Most impressively, the actress somehow recreates Dion’s superstar energy in a low-budget show, staged in a basement full of columns that smell of Ajax. Whenever she comes on stage, the audience is dizzy to see her.

Left to right: Ryan Duncan, Kathy Deitch, Marla Mindelle and John Riddle are as good singers as they are comics.
Left to right: Ryan Duncan, Kathy Deitch, Marla Mindelle and Frankie Grande are as good singers as they are comics.
Emilio Madrid

Stage film parodies have been around for years, but what makes “Titanique” work so well is the multi-million dollar elevator pitch – “Titanic” narrated through Celine songs! — and the talent of the cast, all of whom are as strong singers as they are comedians.

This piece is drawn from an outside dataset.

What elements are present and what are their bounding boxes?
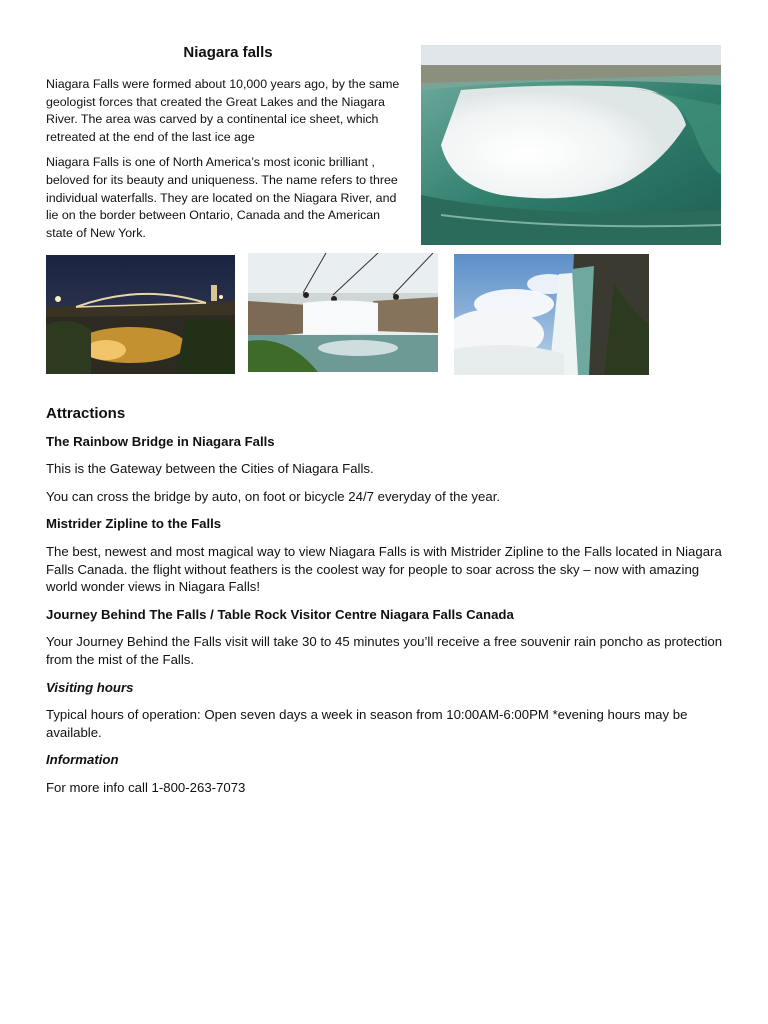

Each role gets a new twist. Rousouli plays Jack as a goofy prat who goes well with Alex Ellis’ Jan Brady-esque tormented Rose. John Riddle’s Cal is Billy Zane if Billy Zane went to Fire Island, and Ryan Duncan turns Ruth, Rose’s uptight mother, into a Joan Crawford who just discovered a wire hanger.

Everyone made me smile until the end, which didn’t happen during the movie Titanic. Director Tye Blue’s staging, cheesy as it must be, is also substantial and oddly grand for a place that was hosting a comedy night minutes after Titanique ended.

What the show could use is a crippling, humorless musical moment that blows our minds. It comes awfully close with a great full cast rendition of “The Prayer,” which Dion often duets with Andrea Bocelli – I’ve even seen one spectator take heart at the same time – but then abruptly cuts off. A moment of serenity here and there would make the laugh even bigger.

But as it is, Titanique is the ideal off-Broadway commercial show. It knows who its audience is — the kind of people who listen to the eight-minute version of “It’s All Coming Back To Me Now” and then click replay — and works hard to unabashedly entertain them.

At the moment the musical is playing until September 25th. But does it have to go down so soon?